What did Mary think?

Wednesday, October 19, 2022

As I listen to the Gospels for ordinary time, I wonder, what did Mary think?

What did she think of what her now-adult son was doing, and how he was doing it?

Even if she was fully on board that he was who he claimed, that he was the Messiah, the Son of God, just as the angel Gabriel had told her, did she ever want to tell him to tone down the stuff about turning your back on your family, or advise him to try a little harder not to antagonize the Pharisees, or even congratulate him on remembering to feed the multitude?

She, after all, was the one who persuaded him to change the water into wine so as not to embarrass the hosts at the wedding feast in Cana. She understood hospitality.

Sinless though she was, she was human, and Jesus was her human child, a son both entirely human and entirely divine. That means, I think, that just like any parent, she had to teach him all the human stuff: table manners, hygiene and what to wear with what in different kinds of weather. How to get along with people, or, at least, choosing when what you have to say is more important than being diplomatic, and what it means to be diplomatic anyway.

Then he went off into the world of first-century Palestine, and she apparently was not there to hold his hand anymore.

These days, parents who try to stay too involved in their teenagers’ and young adult children’s lives are called helicopter parents, always hovering, ready to spring into action. It is even easier now with the advent of immediate, worldwide communication technology, not to mention social media that can give parents more information than they might want.

I’m pretty sure that kind of over-involved parent existed long before helicopters or social media, but the point remains: You have to let kids grow up and do what they are going to do, and wait to give advice until it’s asked for if you have any hope of it being taken.

Though to anyone whose college-age kids have called to report a mouse in their pantry, I can confirm it’s a bad idea to let the roommates name the mouse.
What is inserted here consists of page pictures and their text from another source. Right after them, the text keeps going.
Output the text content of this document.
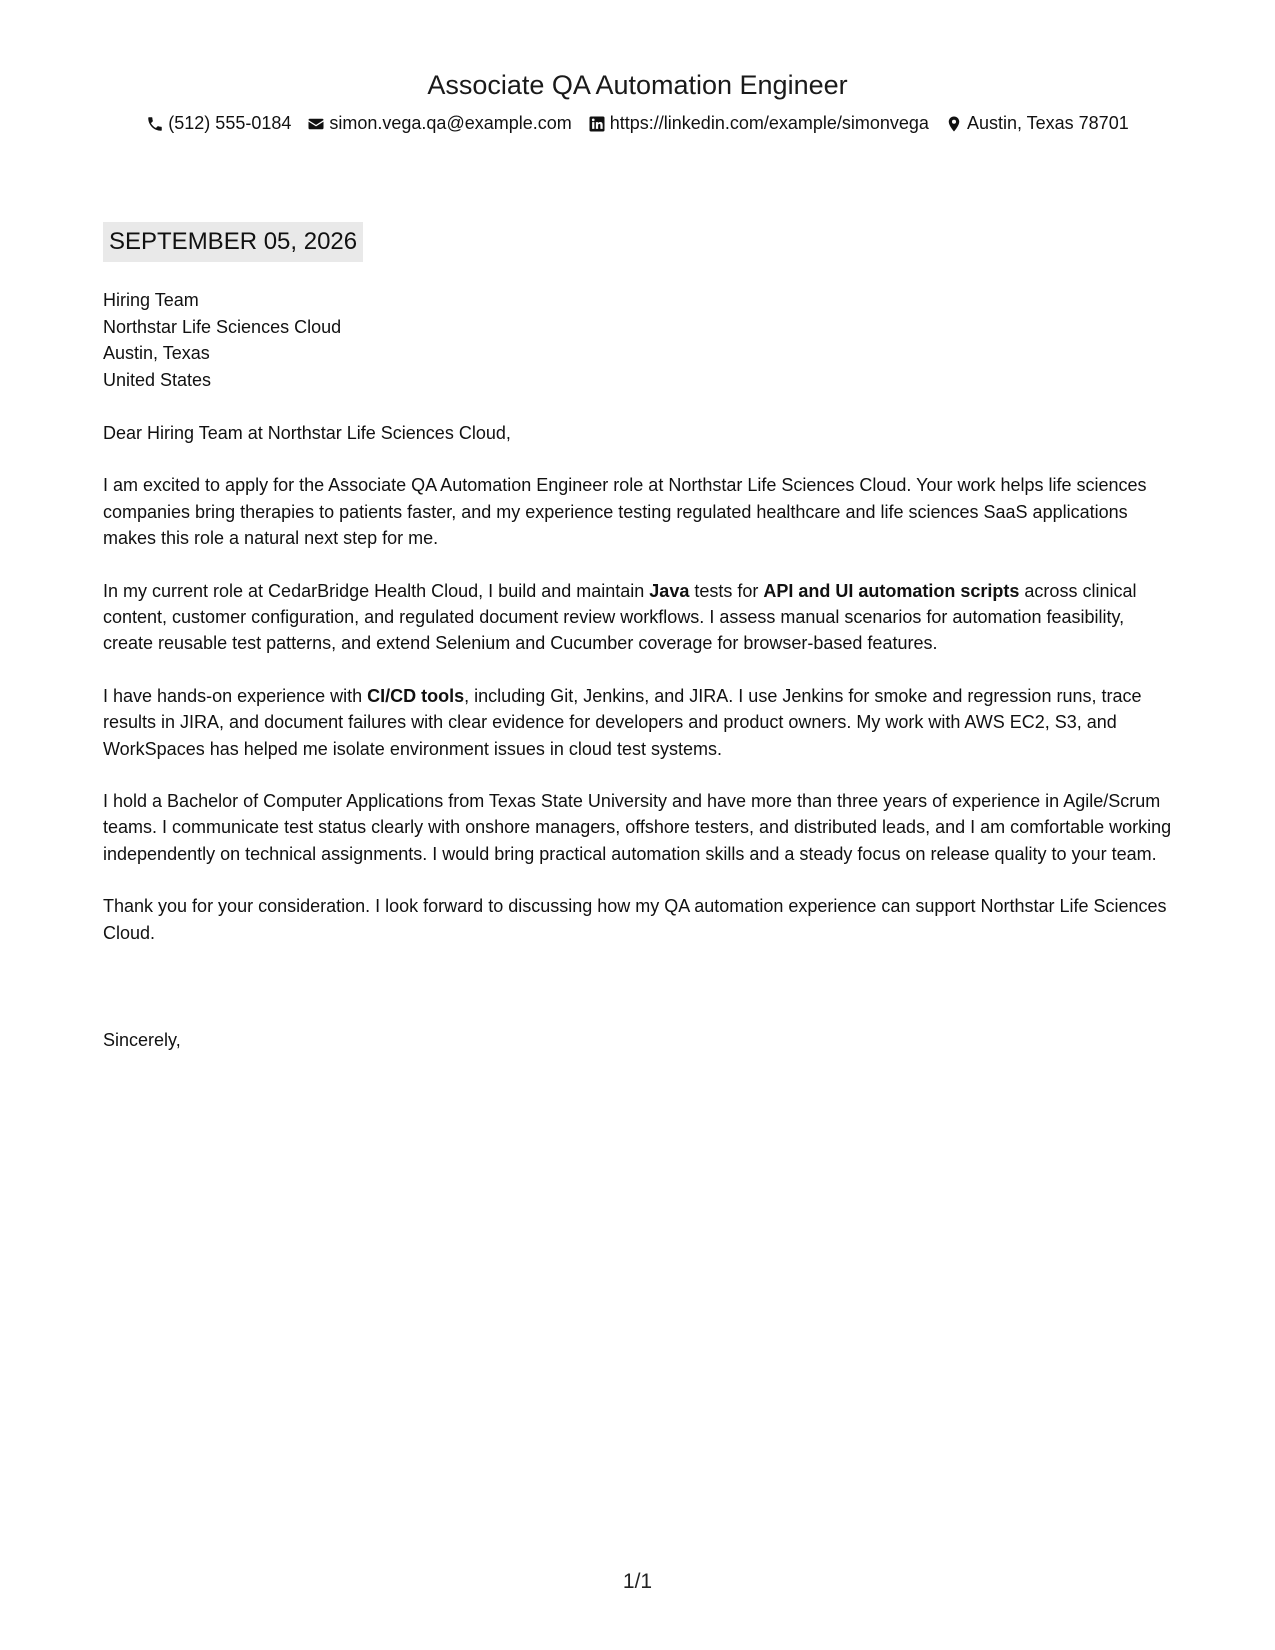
Associate QA Automation Engineer
(512) 555-0184 simon.vega.qa@example.com https://linkedin.com/example/simonvega Austin, Texas 78701
SEPTEMBER 05, 2026
Hiring Team
Northstar Life Sciences Cloud
Austin, Texas
United States

Dear Hiring Team at Northstar Life Sciences Cloud,

I am excited to apply for the Associate QA Automation Engineer role at Northstar Life Sciences Cloud. Your work helps life sciences companies bring therapies to patients faster, and my experience testing regulated healthcare and life sciences SaaS applications makes this role a natural next step for me.

In my current role at CedarBridge Health Cloud, I build and maintain Java tests for API and UI automation scripts across clinical content, customer configuration, and regulated document review workflows. I assess manual scenarios for automation feasibility, create reusable test patterns, and extend Selenium and Cucumber coverage for browser-based features.

I have hands-on experience with CI/CD tools, including Git, Jenkins, and JIRA. I use Jenkins for smoke and regression runs, trace results in JIRA, and document failures with clear evidence for developers and product owners. My work with AWS EC2, S3, and WorkSpaces has helped me isolate environment issues in cloud test systems.

I hold a Bachelor of Computer Applications from Texas State University and have more than three years of experience in Agile/Scrum teams. I communicate test status clearly with onshore managers, offshore testers, and distributed leads, and I am comfortable working independently on technical assignments. I would bring practical automation skills and a steady focus on release quality to your team.

Thank you for your consideration. I look forward to discussing how my QA automation experience can support Northstar Life Sciences Cloud.

Sincerely,
1/1
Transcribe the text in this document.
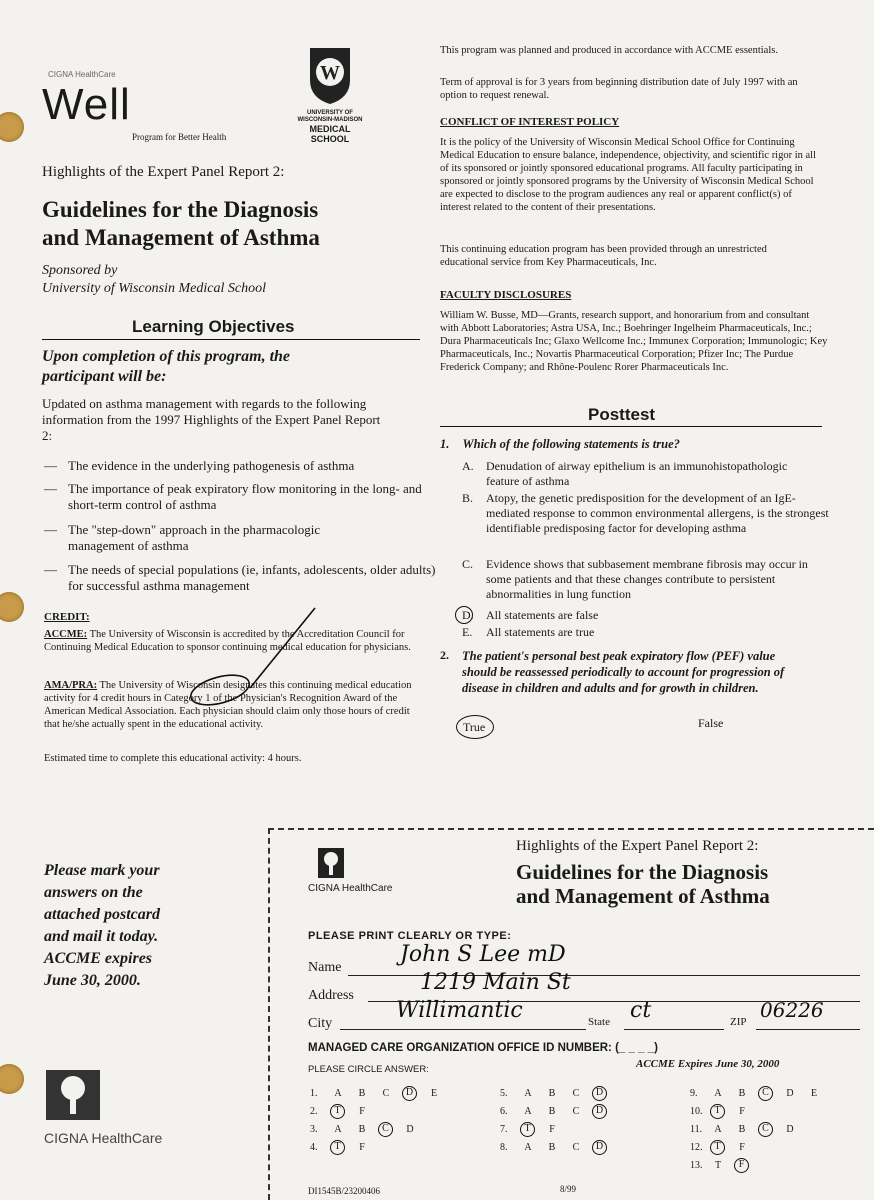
CIGNA HealthCare
Well
Program for Better Health
W
UNIVERSITY OF
WISCONSIN-MADISON
MEDICAL SCHOOL
Highlights of the Expert Panel Report 2:
Guidelines for the Diagnosis
and Management of Asthma
Sponsored by
University of Wisconsin Medical School
Learning Objectives
Upon completion of this program, the
participant will be:
Updated on asthma management with regards to the following information from the 1997 Highlights of the Expert Panel Report 2:
— The evidence in the underlying pathogenesis of asthma
— The importance of peak expiratory flow monitoring in the long- and short-term control of asthma
— The "step-down" approach in the pharmacologic management of asthma
— The needs of special populations (ie, infants, adolescents, older adults) for successful asthma management
CREDIT:
ACCME: The University of Wisconsin is accredited by the Accreditation Council for Continuing Medical Education to sponsor continuing medical education for physicians.
AMA/PRA: The University of Wisconsin designates this continuing medical education activity for 4 credit hours in Category 1 of the Physician's Recognition Award of the American Medical Association. Each physician should claim only those hours of credit that he/she actually spent in the educational activity.
Estimated time to complete this educational activity: 4 hours.
This program was planned and produced in accordance with ACCME essentials.
Term of approval is for 3 years from beginning distribution date of July 1997 with an option to request renewal.
CONFLICT OF INTEREST POLICY
It is the policy of the University of Wisconsin Medical School Office for Continuing Medical Education to ensure balance, independence, objectivity, and scientific rigor in all of its sponsored or jointly sponsored educational programs. All faculty participating in sponsored or jointly sponsored programs by the University of Wisconsin Medical School are expected to disclose to the program audiences any real or apparent conflict(s) of interest related to the content of their presentations.
This continuing education program has been provided through an unrestricted educational service from Key Pharmaceuticals, Inc.
FACULTY DISCLOSURES
William W. Busse, MD—Grants, research support, and honorarium from and consultant with Abbott Laboratories; Astra USA, Inc.; Boehringer Ingelheim Pharmaceuticals, Inc.; Dura Pharmaceuticals Inc; Glaxo Wellcome Inc.; Immunex Corporation; Immunologic; Key Pharmaceuticals, Inc.; Novartis Pharmaceutical Corporation; Pfizer Inc; The Purdue Frederick Company; and Rhône-Poulenc Rorer Pharmaceuticals Inc.
Posttest
1. Which of the following statements is true?
A.	Denudation of airway epithelium is an immunohistopathologic feature of asthma
B.	Atopy, the genetic predisposition for the development of an IgE-mediated response to common environmental allergens, is the strongest identifiable predisposing factor for developing asthma
C.	Evidence shows that subbasement membrane fibrosis may occur in some patients and that these changes contribute to persistent abnormalities in lung function
D.	All statements are false
E.	All statements are true
2. The patient's personal best peak expiratory flow (PEF) value should be reassessed periodically to account for progression of disease in children and adults and for growth in children.
True	False
Please mark your
answers on the
attached postcard
and mail it today.
ACCME expires
June 30, 2000.
CIGNA HealthCare
CIGNA HealthCare
Highlights of the Expert Panel Report 2:
Guidelines for the Diagnosis
and Management of Asthma
PLEASE PRINT CLEARLY OR TYPE:
Name
John S Lee mD
Address
1219 Main St
City
Willimantic	State ct	ZIP 06226
MANAGED CARE ORGANIZATION OFFICE ID NUMBER: (_ _ _ _)
PLEASE CIRCLE ANSWER:	ACCME Expires June 30, 2000
1.	A B C	D	E
2.	T	F
3.	A B	C	D
4.	T	F
5.	A B C	D
6.	A B C	D
7.	T	F
8.	A B C	D
9.	A B	C	D E
10.	T	F
11.	A B	C	D
12.	T	F
13.	T	F
DI1545B/23200406	8/99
The Mary of Jesus’ public ministry isn’t the joyful expectant mother who visits her cousin Elizabeth, or the exhausted yet thoughtful new mother of the infancy stories, just figuring out her next steps. It’s not the worried mother looking for 12-year-old Jesus, or the devastated, sorrowful mother watching her son die a cruel, public death on the cross.

I think she is most like the Mary of Cana, comfortable asking (or telling) her son to help, and then proudly telling the stewards to do what he says. She’s proud of him, I think, not because of what he can do, but because he listened to her, and he helped, even in a small way.